Since the 1910s at the latest, war has been part of the history of film in the form of news, as a documentary film or as narrative mass spectacle. While the heroization of the winners is part of the fixed repertoire – often of American color – there are also anti-war films or satires again and again. I’m thinking of Stanley Kubrick’s Paths to Fame or Quentin Tarantino’s Inglourious Basterds. Now Jack Fessenden, screenwriter, director and also responsible for editing and music, a newcomer – and war films are expensive because of the crowd scenes, the locations to be re-enacted. You can tell from the film that Foxhole was produced on a budget: the cast is small, the special effects simple. But it is precisely this reduction that makes the economic decisions aesthetically interesting and Foxhole a focused, intelligent and thoughtful film. Reduced to a technical spectacle, something emerges that is overlooked or neglected in all the explosive spectacle: that wars demand everything morally, ethically, and humanly from the actors in the field.

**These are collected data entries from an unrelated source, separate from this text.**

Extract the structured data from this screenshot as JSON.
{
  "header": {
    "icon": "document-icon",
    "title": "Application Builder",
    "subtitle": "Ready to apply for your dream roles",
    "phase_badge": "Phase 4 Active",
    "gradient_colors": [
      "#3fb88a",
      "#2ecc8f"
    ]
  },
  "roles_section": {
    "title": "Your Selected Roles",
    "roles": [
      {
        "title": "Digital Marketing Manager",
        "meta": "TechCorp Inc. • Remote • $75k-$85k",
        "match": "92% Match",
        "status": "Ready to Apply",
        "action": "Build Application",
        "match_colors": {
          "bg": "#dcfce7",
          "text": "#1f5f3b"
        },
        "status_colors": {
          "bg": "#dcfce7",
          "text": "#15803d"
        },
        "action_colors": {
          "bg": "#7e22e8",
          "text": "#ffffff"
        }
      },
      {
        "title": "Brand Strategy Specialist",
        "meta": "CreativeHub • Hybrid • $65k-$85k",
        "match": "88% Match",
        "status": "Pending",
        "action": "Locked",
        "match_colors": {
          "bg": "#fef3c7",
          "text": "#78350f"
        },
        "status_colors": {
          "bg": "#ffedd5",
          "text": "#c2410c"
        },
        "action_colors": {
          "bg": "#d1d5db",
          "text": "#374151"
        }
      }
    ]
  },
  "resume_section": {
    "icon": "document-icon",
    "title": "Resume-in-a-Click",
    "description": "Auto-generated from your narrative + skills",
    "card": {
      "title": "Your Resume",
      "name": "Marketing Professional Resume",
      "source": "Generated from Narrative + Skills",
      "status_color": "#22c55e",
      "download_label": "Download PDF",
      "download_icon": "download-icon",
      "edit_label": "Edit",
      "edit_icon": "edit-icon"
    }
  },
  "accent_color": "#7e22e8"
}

Foxhole’s means of choice is to turn concrete moral conflicts into a dump for larger political issues. Do the white soldiers help a wounded African American who, when the war is over, “will probably have it better than before?” Do the Americans shoot a German spy on the spot, a de facto execution – a war crime – or do they take him prisoner? Will fire open on civilians who have come to collect, mourn, and bury their dead? All these concrete questions arise in the discussion between the members of the groups on the question of the meaninglessness or meaninglessness of their own actions. “What are you fighting for?” The black soldier is asked in the First World War. “For the same thing as you: democracy.” In the war of positions, where enemies still clash in their humanity, personal interaction is possible in order to recognize one another, in the last episode the enemy – the one outside – remains invisible. “Why the hell are we still out here?” The answer “orders” replaces the conviction that we are fighting for something with the simple execution of actions. And so the moral undermining of American politics becomes visible in all its clarity.